会社(所属機関)との契約の終了(退職など)若しくは新たな契約の締結(転職先)があった場合、14日以内に入管へ届け出る必要があります。(入管法第19条の16第2号)
これは所属機関等に関する届出といい、外国人本人が行う手続きです。この届出は義務になります。忘れずに行いましょう。
就労資格証明書交付申請のすすめ
上記で、転職は可能だがどんな仕事でもできるわけではない!と説明しましたが、この判断は一般の方には難しい部分があります。知らずに働いていた場合、知らずに雇用してしまった場合、外国人も会社も双方にリスクがあります。このようなリスクを未然に防ぐためにも就労資格証明書交付申請をおすすめいたします。
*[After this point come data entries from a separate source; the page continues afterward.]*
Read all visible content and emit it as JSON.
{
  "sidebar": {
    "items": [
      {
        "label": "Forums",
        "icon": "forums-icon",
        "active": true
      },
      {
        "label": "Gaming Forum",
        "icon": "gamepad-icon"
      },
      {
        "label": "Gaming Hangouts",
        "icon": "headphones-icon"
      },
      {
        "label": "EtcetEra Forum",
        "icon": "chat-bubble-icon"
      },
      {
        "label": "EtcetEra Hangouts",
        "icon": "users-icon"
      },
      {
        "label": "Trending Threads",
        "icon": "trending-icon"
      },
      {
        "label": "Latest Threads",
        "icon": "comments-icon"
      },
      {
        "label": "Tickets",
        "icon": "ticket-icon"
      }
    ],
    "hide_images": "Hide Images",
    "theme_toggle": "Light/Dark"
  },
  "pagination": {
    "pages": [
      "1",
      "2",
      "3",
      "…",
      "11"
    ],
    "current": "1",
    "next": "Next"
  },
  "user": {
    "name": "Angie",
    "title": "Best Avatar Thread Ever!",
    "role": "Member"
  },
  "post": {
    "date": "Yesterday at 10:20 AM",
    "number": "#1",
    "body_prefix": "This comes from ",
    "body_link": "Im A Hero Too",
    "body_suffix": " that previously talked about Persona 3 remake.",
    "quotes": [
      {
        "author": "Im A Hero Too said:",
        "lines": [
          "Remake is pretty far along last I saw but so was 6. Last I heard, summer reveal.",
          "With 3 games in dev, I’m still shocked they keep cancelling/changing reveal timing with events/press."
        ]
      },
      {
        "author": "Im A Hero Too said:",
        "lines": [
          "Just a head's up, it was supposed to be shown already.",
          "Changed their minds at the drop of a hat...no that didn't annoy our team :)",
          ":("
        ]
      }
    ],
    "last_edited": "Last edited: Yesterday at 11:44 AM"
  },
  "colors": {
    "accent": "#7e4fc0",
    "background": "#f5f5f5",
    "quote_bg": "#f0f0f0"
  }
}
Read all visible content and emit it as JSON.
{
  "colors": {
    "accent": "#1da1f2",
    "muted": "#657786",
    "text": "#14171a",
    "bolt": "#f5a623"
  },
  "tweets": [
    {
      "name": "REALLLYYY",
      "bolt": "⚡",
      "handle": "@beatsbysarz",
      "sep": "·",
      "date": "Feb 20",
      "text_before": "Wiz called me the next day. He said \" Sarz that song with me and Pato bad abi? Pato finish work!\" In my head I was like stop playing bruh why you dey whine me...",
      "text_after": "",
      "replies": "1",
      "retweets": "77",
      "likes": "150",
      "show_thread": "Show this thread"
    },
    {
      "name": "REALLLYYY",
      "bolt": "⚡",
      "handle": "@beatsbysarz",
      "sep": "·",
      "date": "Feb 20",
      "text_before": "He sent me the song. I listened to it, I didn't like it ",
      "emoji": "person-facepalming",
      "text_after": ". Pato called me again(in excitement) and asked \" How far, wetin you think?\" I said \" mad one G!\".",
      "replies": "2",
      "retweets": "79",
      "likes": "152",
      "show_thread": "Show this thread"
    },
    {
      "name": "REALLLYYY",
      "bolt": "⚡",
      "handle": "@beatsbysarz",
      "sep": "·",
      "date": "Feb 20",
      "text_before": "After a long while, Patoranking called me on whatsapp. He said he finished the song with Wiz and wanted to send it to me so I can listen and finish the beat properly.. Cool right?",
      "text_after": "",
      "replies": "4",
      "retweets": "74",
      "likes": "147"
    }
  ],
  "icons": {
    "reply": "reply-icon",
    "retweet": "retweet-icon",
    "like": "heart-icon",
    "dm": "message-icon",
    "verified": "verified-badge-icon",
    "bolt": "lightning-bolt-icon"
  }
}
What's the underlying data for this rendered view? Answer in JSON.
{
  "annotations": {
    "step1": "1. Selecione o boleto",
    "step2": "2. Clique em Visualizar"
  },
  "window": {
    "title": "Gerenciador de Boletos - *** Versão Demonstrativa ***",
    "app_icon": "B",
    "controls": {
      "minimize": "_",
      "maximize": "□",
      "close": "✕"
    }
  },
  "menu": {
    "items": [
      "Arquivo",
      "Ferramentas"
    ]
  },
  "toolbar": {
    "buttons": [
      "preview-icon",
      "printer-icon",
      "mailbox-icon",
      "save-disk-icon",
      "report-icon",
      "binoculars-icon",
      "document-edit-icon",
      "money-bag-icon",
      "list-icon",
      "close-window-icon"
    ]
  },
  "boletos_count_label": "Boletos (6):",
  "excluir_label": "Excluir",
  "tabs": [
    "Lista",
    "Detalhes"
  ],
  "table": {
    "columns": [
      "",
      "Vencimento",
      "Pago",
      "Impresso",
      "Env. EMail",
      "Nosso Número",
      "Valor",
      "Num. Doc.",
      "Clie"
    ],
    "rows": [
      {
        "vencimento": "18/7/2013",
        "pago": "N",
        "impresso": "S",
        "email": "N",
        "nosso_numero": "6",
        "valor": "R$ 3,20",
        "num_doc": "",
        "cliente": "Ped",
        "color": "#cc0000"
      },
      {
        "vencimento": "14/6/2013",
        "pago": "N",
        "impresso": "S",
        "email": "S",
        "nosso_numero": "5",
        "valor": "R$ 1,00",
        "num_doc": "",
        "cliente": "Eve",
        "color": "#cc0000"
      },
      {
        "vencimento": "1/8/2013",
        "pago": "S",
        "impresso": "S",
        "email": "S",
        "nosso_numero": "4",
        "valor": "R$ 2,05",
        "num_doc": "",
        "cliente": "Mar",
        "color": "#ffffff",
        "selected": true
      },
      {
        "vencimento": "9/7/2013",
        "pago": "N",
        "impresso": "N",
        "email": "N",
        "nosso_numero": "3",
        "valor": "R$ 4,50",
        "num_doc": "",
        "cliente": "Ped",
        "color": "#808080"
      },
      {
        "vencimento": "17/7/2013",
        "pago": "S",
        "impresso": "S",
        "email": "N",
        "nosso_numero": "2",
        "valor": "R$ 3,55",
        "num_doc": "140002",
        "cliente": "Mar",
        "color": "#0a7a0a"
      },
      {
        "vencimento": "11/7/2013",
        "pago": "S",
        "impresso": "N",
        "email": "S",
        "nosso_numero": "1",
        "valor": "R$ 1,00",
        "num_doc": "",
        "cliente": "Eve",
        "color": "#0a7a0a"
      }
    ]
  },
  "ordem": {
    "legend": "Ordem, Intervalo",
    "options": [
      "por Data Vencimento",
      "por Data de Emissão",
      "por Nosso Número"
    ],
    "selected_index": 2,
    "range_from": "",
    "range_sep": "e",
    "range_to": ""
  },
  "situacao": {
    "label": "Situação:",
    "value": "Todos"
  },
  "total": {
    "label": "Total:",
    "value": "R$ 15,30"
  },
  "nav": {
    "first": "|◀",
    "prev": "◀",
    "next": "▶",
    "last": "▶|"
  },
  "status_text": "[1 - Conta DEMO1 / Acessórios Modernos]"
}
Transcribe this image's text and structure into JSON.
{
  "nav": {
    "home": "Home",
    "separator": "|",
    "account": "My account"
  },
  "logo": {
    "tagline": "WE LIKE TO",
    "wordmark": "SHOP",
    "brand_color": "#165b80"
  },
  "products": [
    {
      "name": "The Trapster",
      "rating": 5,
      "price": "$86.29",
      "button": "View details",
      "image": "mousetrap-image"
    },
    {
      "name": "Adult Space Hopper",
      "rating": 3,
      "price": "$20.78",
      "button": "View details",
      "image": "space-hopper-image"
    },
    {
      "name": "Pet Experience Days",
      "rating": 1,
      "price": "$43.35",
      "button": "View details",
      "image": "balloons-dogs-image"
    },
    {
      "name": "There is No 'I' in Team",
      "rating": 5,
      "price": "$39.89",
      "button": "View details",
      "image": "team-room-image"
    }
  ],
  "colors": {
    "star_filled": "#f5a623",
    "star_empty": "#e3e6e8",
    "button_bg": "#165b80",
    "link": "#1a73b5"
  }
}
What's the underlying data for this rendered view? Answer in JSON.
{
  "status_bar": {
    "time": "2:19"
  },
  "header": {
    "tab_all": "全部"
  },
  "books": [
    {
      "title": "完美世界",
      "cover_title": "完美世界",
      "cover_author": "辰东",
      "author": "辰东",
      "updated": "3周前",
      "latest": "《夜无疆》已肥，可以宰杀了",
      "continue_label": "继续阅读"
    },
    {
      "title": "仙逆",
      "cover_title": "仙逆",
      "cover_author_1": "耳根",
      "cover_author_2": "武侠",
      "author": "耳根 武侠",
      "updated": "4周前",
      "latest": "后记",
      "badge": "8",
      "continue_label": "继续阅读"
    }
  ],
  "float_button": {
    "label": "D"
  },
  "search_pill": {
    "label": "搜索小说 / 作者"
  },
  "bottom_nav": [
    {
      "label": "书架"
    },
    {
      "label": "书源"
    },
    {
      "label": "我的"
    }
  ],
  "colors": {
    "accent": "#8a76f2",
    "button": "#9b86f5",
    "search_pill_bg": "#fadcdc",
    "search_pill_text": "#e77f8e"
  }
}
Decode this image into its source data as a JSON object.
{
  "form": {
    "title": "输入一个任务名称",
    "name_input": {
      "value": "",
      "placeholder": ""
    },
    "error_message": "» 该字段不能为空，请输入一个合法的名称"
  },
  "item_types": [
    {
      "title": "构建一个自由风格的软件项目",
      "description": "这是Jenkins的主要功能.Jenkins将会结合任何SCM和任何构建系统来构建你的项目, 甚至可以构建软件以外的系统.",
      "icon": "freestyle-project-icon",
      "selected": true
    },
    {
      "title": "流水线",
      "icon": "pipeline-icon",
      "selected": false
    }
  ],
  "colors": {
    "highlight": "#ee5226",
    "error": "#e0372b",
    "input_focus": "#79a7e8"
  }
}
これは、外国人の方が自らの在留資格で行うことが出来る仕事の可否を入管が証明してくれる手続きです。この申請後に証明書が発行されますが、そこには従事しても大丈夫な仕事内容かの可否が記載されております。転職前でも転職後でもどちらのタイミングで申請をおこなっても問題ありませんが、標準処理期間が1ヵ月~3ヵ月となっておりますのでご注意ください。
転職後の初めての更新申請は要注意
技術・人文知識・国際業務ビザでの転職後の初めての更新申請では注意が必要です。その理由としては、ざっくりと説明すると、一度取得した就労ビザ(技術・人文知識・国際業務)の審査を最初からやり直す、とイメージしてもらえば分かりやすいです。外国人本人の属性に変化はありませんが、会社及び従事する仕事内容(変わっている場合)が当初の申請時とは異なるからです。
日々の実務でも、この転職後の初めての更新申請で不許可になり相談に来られる方が一定数おります。更新時にあわてるのではなく、このことをしっかりと念頭において転職活動に励みましょう。
まとめ
外国人の方は転職時に気を付けるべきルールがいくつかございます。最悪の場合には、更新が許可されずに母国に帰国しなくてはならない、ということにまで発展するケースもあります。上記で説明した内容をしっかりと把握した上で転職活動を行いましょう。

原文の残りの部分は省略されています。